He categorised processing of foods into four tiers: unprocessed or minimally processed foods, processed ingredients, processed foods, and ultra-processed foods. The first three categories refer to things you’d find in your kitchen, ranging from eggs to fresh meat to vegetables to dried herbs to cheese. Food processing is, unarguably, necessary. Canning, pasteurisation, baking, and boiling are all forms of food processing. The last category, however, is subject to much more debate, as it refers to foods produced industrially, that you would not be able to replicate at home. Think of moulded sweets with high-fructose corn syrup, protein powder, and fizzy drinks.
This is where vegetarianism has come into the conversation; while a beef steak from the butchers is minimally processed, a Quorn steak contains ultra-processed ingredients such as mycoprotein, rehydrated egg white, firming agents, and gluten-free roasted barley extract. While this does not, at all, mean that Quorn steak is “dangerous”, it does highlight a troubling trend - that vegetarian (and vegan) substitutes, as they try to replicate single-ingredient animal products, contain many, many ingredients and involve a lot of processing.

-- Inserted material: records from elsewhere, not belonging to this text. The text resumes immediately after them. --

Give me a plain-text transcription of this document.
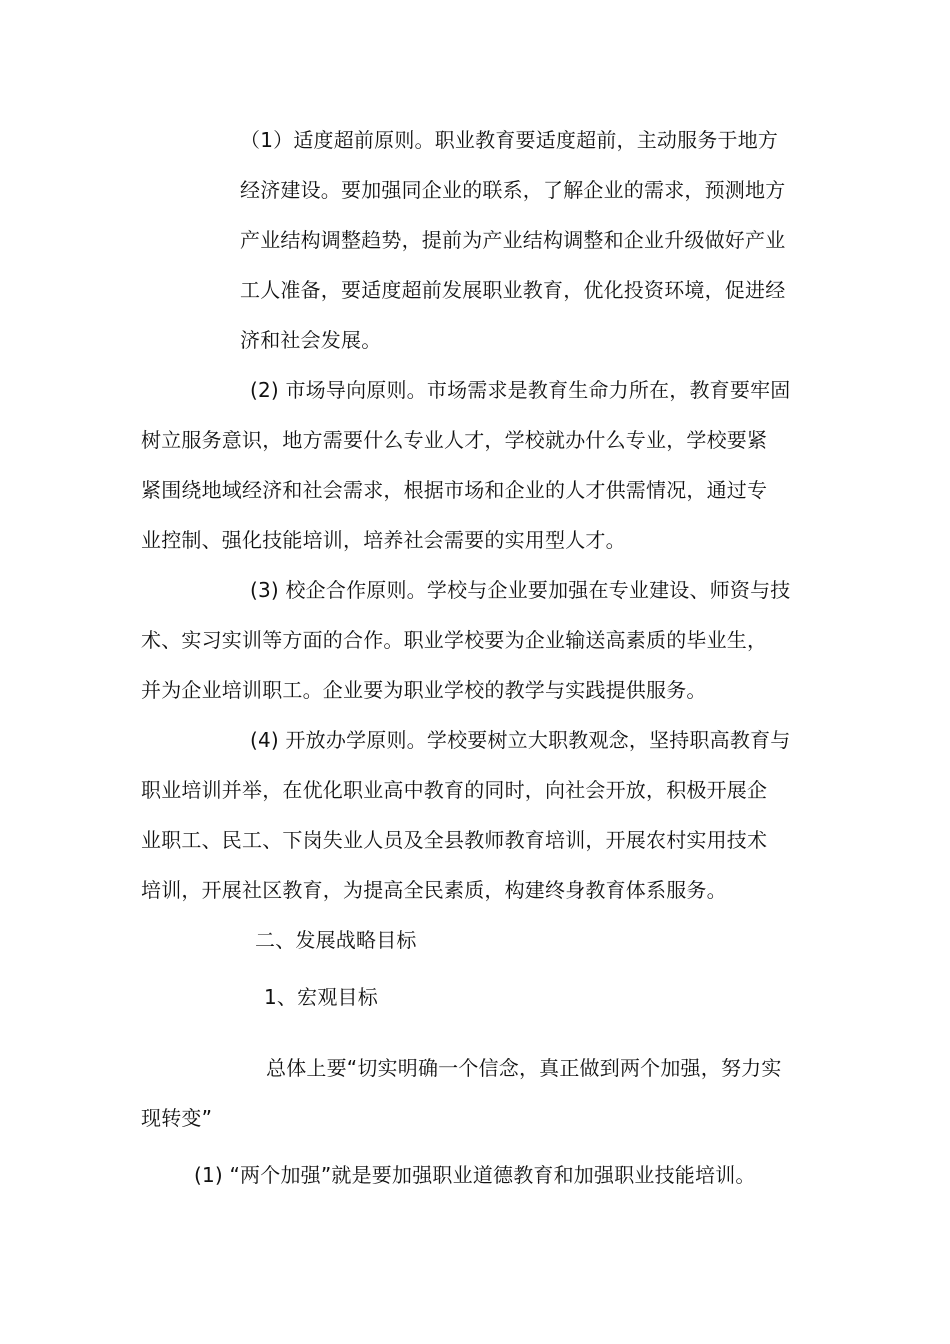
（1）适度超前原则。职业教育要适度超前，主动服务于地方

经济建设。要加强同企业的联系，了解企业的需求，预测地方

产业结构调整趋势，提前为产业结构调整和企业升级做好产业

工人准备，要适度超前发展职业教育，优化投资环境，促进经

济和社会发展。

(2) 市场导向原则。市场需求是教育生命力所在，教育要牢固

树立服务意识，地方需要什么专业人才，学校就办什么专业，学校要紧

紧围绕地域经济和社会需求，根据市场和企业的人才供需情况，通过专

业控制、强化技能培训，培养社会需要的实用型人才。

(3) 校企合作原则。学校与企业要加强在专业建设、师资与技

术、实习实训等方面的合作。职业学校要为企业输送高素质的毕业生，

并为企业培训职工。企业要为职业学校的教学与实践提供服务。

(4) 开放办学原则。学校要树立大职教观念，坚持职高教育与

职业培训并举，在优化职业高中教育的同时，向社会开放，积极开展企

业职工、民工、下岗失业人员及全县教师教育培训，开展农村实用技术

培训，开展社区教育，为提高全民素质，构建终身教育体系服务。

二、发展战略目标

1、宏观目标

总体上要“切实明确一个信念，真正做到两个加强，努力实

现转变”

(1) “两个加强”就是要加强职业道德教育和加强职业技能培训。
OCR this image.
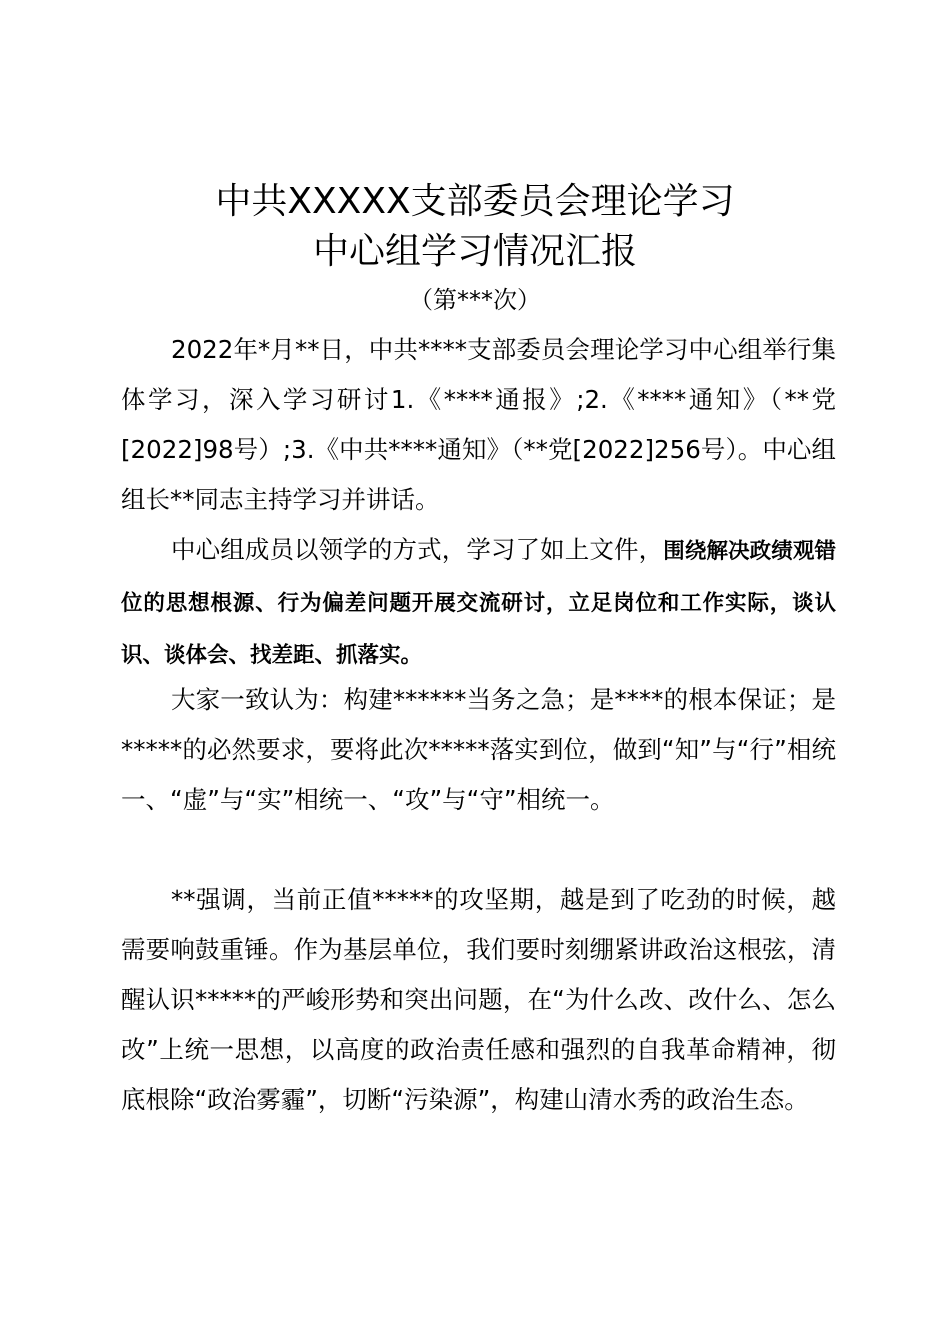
中共XXXXX支部委员会理论学习
中心组学习情况汇报
（第***次）

2022年*月**日，中共****支部委员会理论学习中心组举行集体学习，深入学习研讨1.《****通报》;2.《****通知》（**党[2022]98号）;3.《中共****通知》（**党[2022]256号）。中心组组长**同志主持学习并讲话。

中心组成员以领学的方式，学习了如上文件，围绕解决政绩观错位的思想根源、行为偏差问题开展交流研讨，立足岗位和工作实际，谈认识、谈体会、找差距、抓落实。

大家一致认为：构建******当务之急；是****的根本保证；是*****的必然要求，要将此次*****落实到位，做到“知”与“行”相统一、“虚”与“实”相统一、“攻”与“守”相统一。

**强调，当前正值*****的攻坚期，越是到了吃劲的时候，越需要响鼓重锤。作为基层单位，我们要时刻绷紧讲政治这根弦，清醒认识*****的严峻形势和突出问题，在“为什么改、改什么、怎么改”上统一思想，以高度的政治责任感和强烈的自我革命精神，彻底根除“政治雾霾”，切断“污染源”，构建山清水秀的政治生态。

While this does not, at all, mean that Quorn steak is "dangerous", it does highlight a troubling trend
For plant-based people who are accustomed to cooking with processed tofu, tempeh, or seitan, this might not raise any concern. Other vegetarian protein sources could come from eggs, yogurt, and edamame, all minimally processed. On the other hand, for people who are considering switching out even a few meals a week, meat or dairy substitutes might seem like the way forward, but the label itself could put potential converts off. It takes creativity to eat protein as a vegetarian, with the Quorn steak from before containing less than half the protein beef steak has.
For students, cost may become a concern; depending on the supermarket, tofu can come in tiny packets or be astronomically expensive, while an ultra-processed sausage or chicken alternative can be not just cheaper per portion, but much more convenient. On the flip side, though, university life doesn’t entail high-quality, minimally processed meats very often, and many students turn to cheaper meat sources such as pork sausages, bacon, and beef burgers that are ultra-processed, too.
While there are studies that suggest that vegetarian and vegan diets inherently contain more ultra-processed foods, these studies included foods that are "vegan by default" or naturally vegan, such as bread and condiments. Among the vegetarian and vegan participants, meat alternatives made up just 0.2% of their caloric intake. There was also just 4% difference between the ultra-processed foods energy intake for vegetarians and that for meat eaters.
Ultimately, ultra-processed foods are a fact of life. There is no hope of avoiding them, and nor is that necessary. Moderation, balance, and a healthy relationship with food should always be the priority, and making meals from scratch with whole ingredients could help with that.